Mas, em 23 de junho, o Google estava compartilhando dados de usuários potencialmente confidenciais com uma empresa de tecnologia de publicidade russa sancionada de propriedade do maior banco estatal da Rússia, de acordo com um novo relatório fornecido à ProPublica.

O Google permitiu que a RuTarget, uma empresa russa que ajuda marcas e agências a comprar anúncios digitais, acesse e armazene dados sobre pessoas que navegam em sites e aplicativos na Ucrânia e em outras partes do mundo, de acordo com pesquisa da empresa de análise de anúncios digitais Adalytics . 

A Adalytics identificou cerca de 700 exemplos de RuTarget recebendo dados de usuários do Google depois que a empresa foi adicionada a uma lista de entidades sancionadas do Tesouro dos EUA em 24 de fevereiro.

O compartilhamento de dados entre o Google e o RuTarget foi interrompido quatro meses depois, em 23 de junho, o dia em que o site de notícias ProPublica entrou em contato Google sobre a atividade.

A RuTarget, que também opera sob o nome de Segmento, é de propriedade do Sberbank, um banco estatal russo que o Tesouro descreveu como “exclusivamente importante” para a economia do país quando atingiu o credor com as sanções iniciais. 

O RuTarget foi posteriormente listado em um anúncio do Tesouro de 6 de abril que impôs sanções totais de bloqueio ao Sberbank e outras entidades e pessoas russas. As sanções significam que indivíduos e entidades dos EUA não devem realizar negócios com RuTarget ou Sberbank.

Uma análise mais específica mostrou que o Google compartilhou dados com o RuTarget sobre usuários que navegam em sites baseados na Ucrânia. 

Isso significa que o Google pode ter fornecido informações críticas como IDs exclusivos de telefones celulares, endereços IP, informações de localização e detalhes sobre os interesses e atividades online dos usuários, dados que senadores e especialistas dos EUA dizem que podem ser usados ​​por militares e serviços de inteligência russos para rastrear pessoas ou se concentrar em locais de interesse.

Em abril passado, um grupo bipartidário de senadores dos EUA enviou uma carta ao Google e a outras grandes empresas de tecnologia de anúncios alertando sobre as implicações de segurança nacional dos dados compartilhados como parte do processo de compra de anúncios digitais. 

Eles disseram que esses dados de usuários “seriam uma mina de ouro para serviços de inteligência estrangeiros que poderiam explorá-los para informar e sobrecarregar hackers, chantagens e influenciar campanhas”.

O porta-voz do Google, Michael Aciman, disse que a empresa bloqueou o RuTarget de usar seus produtos de anúncios em março e que o RuTarget não comprou anúncios diretamente pelo Google desde então. 

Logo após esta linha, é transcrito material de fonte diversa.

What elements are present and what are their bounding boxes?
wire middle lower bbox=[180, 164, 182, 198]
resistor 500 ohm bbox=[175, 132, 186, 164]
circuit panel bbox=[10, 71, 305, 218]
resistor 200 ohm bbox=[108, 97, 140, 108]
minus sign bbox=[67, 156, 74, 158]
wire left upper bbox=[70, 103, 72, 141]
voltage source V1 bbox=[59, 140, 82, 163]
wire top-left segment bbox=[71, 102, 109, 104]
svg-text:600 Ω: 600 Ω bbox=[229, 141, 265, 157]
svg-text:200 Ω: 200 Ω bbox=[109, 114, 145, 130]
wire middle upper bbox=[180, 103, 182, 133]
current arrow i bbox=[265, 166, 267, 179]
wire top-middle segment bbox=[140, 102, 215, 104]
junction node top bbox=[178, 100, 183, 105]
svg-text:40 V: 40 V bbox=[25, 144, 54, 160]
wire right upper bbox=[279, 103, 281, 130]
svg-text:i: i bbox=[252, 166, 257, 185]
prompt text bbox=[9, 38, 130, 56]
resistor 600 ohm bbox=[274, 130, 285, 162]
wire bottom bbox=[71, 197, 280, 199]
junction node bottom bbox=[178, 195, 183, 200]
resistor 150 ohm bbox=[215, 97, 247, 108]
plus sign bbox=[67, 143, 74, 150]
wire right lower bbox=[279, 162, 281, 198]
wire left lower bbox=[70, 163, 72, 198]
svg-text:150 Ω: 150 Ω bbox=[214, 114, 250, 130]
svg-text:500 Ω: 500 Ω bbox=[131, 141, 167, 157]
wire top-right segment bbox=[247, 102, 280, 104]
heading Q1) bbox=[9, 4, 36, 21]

Ele reconheceu que a empresa russa ainda estava recebendo dados de usuários e compra de anúncios do Google antes de ser alertado pela ProPublica e Adalytics.

“O Google está comprometido em cumprir todas as sanções aplicáveis ​​e leis de conformidade comercial”, disse Aciman. “Analisamos as entidades em questão e tomamos as medidas de fiscalização apropriadas além das medidas que tomamos no início deste ano para impedi-las de usar diretamente os produtos de publicidade do Google.”

Aciman disse que essa ação inclui não apenas impedir que a RuTarget acesse mais dados do usuário, mas também de comprar anúncios de terceiros na Rússia que podem não ser sancionados. 

Ele se recusou a dizer se a RuTarget comprou anúncios por meio dos sistemas do Google usando esses terceiros e não comentou se os dados sobre os ucranianos foram compartilhados com a RuTarget.

Krzysztof Franaszek, que administra o Adalytics e é o autor do relatório, disse que a capacidade do RuTarget de acessar e armazenar dados de usuários do Google pode abrir a porta para sérios abusos em potencial.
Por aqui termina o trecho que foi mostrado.